Because that lies in the help for job seekers;

and more than 95 percent of the recipients have never had anything to do with sanctions.

They are still important - on the one hand as a handle against some notorious refusers.

On the other hand, they assume that around 20 percent of benefit recipients would be “motivated” to participate simply by the possibility of a sanction.

The traffic light coalition now has its own interpretation of the extent to which the moratorium marks a “turning point”: Minister of Labor Hubertus Heil (SPD) wants to ignite the first stage of a more far-reaching basic security reform entitled “Bürgergeld” as early as January 1, 2023.

According to this interpretation, the moratorium is a transitional regulation on the way to the new era without the old term "Hartz IV".
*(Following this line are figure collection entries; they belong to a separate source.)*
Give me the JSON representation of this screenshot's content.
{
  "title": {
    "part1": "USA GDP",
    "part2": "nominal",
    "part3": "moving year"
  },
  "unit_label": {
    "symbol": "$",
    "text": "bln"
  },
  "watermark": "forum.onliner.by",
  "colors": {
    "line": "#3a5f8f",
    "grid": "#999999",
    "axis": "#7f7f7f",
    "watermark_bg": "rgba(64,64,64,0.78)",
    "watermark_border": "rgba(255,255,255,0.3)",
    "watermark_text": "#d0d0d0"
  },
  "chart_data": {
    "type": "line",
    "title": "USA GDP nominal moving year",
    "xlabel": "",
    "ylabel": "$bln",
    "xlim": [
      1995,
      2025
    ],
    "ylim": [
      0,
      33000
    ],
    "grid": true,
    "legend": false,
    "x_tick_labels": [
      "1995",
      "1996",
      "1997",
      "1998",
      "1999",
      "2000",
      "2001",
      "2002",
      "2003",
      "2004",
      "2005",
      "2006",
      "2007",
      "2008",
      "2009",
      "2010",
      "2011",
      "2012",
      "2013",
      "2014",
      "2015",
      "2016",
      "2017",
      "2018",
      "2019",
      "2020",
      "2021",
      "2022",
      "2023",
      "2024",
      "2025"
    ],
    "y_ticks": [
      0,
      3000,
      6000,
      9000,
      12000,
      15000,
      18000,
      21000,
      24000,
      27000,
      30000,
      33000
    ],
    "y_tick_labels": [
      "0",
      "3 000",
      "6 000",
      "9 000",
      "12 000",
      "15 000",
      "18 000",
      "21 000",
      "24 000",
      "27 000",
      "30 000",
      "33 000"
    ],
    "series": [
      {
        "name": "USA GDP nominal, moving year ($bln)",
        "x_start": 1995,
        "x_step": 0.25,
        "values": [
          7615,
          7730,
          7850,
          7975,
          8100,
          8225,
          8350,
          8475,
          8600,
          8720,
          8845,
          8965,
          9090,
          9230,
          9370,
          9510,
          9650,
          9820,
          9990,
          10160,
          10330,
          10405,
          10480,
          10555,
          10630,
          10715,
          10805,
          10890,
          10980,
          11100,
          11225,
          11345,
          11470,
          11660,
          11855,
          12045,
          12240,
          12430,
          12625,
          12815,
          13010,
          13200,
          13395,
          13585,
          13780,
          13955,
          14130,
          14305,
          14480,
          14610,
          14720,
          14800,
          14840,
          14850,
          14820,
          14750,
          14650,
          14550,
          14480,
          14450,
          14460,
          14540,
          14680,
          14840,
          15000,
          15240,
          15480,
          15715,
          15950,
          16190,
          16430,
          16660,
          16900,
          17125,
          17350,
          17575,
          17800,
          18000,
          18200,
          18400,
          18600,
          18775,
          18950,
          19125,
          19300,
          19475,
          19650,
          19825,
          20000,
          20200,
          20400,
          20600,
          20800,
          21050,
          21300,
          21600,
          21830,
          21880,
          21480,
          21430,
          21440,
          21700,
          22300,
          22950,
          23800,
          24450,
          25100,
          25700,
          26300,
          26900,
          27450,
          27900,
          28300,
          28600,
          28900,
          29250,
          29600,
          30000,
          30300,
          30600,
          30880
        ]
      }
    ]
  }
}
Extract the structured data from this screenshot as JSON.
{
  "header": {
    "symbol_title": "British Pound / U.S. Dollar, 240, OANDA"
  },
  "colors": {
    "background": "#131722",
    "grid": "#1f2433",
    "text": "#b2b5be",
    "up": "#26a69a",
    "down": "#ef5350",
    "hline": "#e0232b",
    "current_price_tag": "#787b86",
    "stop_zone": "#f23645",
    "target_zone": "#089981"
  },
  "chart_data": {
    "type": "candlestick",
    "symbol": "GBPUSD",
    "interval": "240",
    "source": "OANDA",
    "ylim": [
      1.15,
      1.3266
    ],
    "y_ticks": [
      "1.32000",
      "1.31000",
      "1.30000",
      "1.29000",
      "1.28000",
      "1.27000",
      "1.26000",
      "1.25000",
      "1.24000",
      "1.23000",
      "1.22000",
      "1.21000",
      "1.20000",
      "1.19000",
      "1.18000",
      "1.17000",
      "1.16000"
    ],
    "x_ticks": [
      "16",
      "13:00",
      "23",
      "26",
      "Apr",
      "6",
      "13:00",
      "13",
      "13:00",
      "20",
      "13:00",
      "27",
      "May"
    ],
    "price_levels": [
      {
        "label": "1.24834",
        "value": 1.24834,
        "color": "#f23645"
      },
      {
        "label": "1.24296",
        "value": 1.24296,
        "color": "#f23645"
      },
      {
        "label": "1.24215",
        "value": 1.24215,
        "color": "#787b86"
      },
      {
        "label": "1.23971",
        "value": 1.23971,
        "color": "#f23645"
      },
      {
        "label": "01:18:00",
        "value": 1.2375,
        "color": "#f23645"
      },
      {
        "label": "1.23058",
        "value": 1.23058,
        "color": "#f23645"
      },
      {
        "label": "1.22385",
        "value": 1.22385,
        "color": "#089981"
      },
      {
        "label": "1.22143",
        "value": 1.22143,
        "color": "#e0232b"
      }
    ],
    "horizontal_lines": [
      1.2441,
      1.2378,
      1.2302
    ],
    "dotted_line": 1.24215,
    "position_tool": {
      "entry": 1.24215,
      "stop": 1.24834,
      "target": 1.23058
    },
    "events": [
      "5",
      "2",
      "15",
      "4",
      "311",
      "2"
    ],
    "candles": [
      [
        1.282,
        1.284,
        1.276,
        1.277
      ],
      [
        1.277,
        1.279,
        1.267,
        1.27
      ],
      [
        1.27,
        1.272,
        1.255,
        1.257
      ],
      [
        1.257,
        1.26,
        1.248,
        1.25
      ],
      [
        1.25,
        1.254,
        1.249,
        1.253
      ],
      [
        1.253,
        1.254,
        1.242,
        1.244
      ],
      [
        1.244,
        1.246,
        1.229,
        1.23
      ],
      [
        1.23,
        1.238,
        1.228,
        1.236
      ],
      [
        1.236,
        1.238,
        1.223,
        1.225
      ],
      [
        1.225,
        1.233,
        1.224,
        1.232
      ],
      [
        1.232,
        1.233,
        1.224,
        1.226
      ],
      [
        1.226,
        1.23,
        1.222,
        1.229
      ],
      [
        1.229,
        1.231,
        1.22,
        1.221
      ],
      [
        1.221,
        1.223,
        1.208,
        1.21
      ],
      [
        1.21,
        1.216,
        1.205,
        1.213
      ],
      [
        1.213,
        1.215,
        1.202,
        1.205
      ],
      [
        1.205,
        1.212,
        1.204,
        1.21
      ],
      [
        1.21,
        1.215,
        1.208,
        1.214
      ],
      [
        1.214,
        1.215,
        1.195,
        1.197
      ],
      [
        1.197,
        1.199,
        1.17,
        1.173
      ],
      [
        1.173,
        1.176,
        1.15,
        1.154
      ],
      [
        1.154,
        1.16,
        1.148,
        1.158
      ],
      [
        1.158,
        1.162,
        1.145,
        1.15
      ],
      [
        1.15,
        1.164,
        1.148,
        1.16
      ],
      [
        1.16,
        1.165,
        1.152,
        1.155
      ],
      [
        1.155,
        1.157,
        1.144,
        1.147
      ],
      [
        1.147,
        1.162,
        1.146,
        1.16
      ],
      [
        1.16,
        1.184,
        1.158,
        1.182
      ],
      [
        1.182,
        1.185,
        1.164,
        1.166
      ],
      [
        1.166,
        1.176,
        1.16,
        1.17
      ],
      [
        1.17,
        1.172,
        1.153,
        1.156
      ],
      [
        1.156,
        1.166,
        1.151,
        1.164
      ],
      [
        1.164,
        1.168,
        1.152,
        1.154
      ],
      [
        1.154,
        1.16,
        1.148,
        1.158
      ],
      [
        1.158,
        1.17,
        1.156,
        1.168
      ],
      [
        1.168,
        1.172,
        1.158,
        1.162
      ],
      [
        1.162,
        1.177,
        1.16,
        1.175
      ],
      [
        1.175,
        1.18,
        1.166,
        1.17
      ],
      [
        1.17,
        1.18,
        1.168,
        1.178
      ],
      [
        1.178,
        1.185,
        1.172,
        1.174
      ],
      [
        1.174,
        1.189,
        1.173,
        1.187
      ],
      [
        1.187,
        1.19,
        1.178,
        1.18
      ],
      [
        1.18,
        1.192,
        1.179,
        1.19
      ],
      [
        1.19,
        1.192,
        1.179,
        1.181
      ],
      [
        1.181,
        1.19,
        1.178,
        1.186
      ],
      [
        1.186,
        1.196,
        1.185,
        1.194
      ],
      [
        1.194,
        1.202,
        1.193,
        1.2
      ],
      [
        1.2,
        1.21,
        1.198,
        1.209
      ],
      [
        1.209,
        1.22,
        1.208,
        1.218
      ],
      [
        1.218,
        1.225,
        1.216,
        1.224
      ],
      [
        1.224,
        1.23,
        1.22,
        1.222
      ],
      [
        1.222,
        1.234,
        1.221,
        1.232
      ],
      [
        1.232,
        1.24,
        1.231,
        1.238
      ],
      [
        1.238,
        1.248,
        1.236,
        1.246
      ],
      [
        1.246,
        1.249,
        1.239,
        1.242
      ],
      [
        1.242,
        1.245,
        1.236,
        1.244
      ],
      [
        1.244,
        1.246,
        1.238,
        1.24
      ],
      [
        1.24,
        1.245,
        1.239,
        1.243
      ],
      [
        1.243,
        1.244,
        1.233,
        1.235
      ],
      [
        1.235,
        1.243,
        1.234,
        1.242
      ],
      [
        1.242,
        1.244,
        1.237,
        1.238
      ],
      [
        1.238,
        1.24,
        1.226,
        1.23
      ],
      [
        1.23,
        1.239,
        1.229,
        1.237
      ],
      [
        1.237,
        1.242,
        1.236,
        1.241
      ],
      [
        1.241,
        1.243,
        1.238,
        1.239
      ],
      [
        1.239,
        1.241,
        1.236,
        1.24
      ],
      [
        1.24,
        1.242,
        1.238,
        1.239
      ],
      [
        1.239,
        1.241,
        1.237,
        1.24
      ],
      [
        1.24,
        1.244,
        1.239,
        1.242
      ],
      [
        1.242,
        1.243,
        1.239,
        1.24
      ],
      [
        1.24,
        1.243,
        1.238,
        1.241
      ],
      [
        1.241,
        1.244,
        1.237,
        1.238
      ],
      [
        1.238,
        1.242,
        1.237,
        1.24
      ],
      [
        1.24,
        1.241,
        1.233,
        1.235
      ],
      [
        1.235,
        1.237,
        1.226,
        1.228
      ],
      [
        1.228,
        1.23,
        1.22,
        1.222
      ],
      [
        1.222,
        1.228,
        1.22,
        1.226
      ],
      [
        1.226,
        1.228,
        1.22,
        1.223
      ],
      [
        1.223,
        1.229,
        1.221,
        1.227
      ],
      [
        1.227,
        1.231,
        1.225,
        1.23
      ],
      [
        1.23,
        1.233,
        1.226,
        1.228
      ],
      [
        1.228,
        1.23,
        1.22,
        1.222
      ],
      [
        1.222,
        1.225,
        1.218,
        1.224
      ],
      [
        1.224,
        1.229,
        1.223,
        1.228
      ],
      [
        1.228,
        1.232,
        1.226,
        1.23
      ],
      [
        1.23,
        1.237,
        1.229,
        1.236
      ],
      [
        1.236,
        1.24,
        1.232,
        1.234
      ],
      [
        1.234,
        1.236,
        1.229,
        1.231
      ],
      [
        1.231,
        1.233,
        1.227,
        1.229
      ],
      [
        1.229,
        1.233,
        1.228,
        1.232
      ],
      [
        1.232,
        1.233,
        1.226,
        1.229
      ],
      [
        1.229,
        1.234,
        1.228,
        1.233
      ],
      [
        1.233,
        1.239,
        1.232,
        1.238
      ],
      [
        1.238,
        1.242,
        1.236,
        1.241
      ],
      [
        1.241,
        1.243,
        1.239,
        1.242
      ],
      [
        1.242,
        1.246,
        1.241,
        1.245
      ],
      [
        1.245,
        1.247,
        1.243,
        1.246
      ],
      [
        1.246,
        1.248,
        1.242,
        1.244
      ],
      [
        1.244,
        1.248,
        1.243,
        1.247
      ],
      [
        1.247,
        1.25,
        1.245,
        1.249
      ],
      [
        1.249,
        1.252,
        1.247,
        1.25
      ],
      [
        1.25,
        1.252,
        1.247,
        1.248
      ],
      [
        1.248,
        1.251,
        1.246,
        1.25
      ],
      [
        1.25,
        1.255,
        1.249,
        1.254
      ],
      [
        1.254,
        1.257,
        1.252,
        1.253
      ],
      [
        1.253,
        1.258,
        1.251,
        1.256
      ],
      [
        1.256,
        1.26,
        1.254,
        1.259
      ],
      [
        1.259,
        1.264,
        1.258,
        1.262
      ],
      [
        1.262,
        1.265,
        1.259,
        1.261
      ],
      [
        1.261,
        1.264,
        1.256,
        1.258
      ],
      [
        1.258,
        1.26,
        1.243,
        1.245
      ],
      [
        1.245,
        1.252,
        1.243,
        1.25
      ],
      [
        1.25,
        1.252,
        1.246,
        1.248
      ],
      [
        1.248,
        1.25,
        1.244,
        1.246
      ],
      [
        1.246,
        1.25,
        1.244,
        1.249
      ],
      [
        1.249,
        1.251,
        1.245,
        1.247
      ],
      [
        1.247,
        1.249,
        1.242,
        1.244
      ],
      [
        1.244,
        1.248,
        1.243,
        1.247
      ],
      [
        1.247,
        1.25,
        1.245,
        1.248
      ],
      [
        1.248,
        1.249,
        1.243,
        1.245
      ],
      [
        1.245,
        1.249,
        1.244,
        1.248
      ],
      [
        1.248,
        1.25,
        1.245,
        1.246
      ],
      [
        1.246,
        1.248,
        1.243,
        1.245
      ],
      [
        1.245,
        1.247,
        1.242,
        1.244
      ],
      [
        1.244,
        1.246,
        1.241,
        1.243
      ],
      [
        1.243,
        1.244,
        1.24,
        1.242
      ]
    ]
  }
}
As far as foreseeable, however, the core of this first reform stage should not be any overly spectacular changes, but above all steps towards more individual support for “customers” in job centers.

At the same time, the current traffic light pact on the moratorium regulates that the job centers may actually impose sanctions again from July 2023 - albeit probably in a somewhat narrower framework than before.

Municipalities and the federal agency do not find the moratorium convincing, even if it comes across as a transitional regulation: there is a risk "that the planned temporary changes in the area of ​​requirements will not be sufficiently understood by either customers or employees," warns the BA.

However, this would unnecessarily affect the "credibility and transparency of the job center's actions".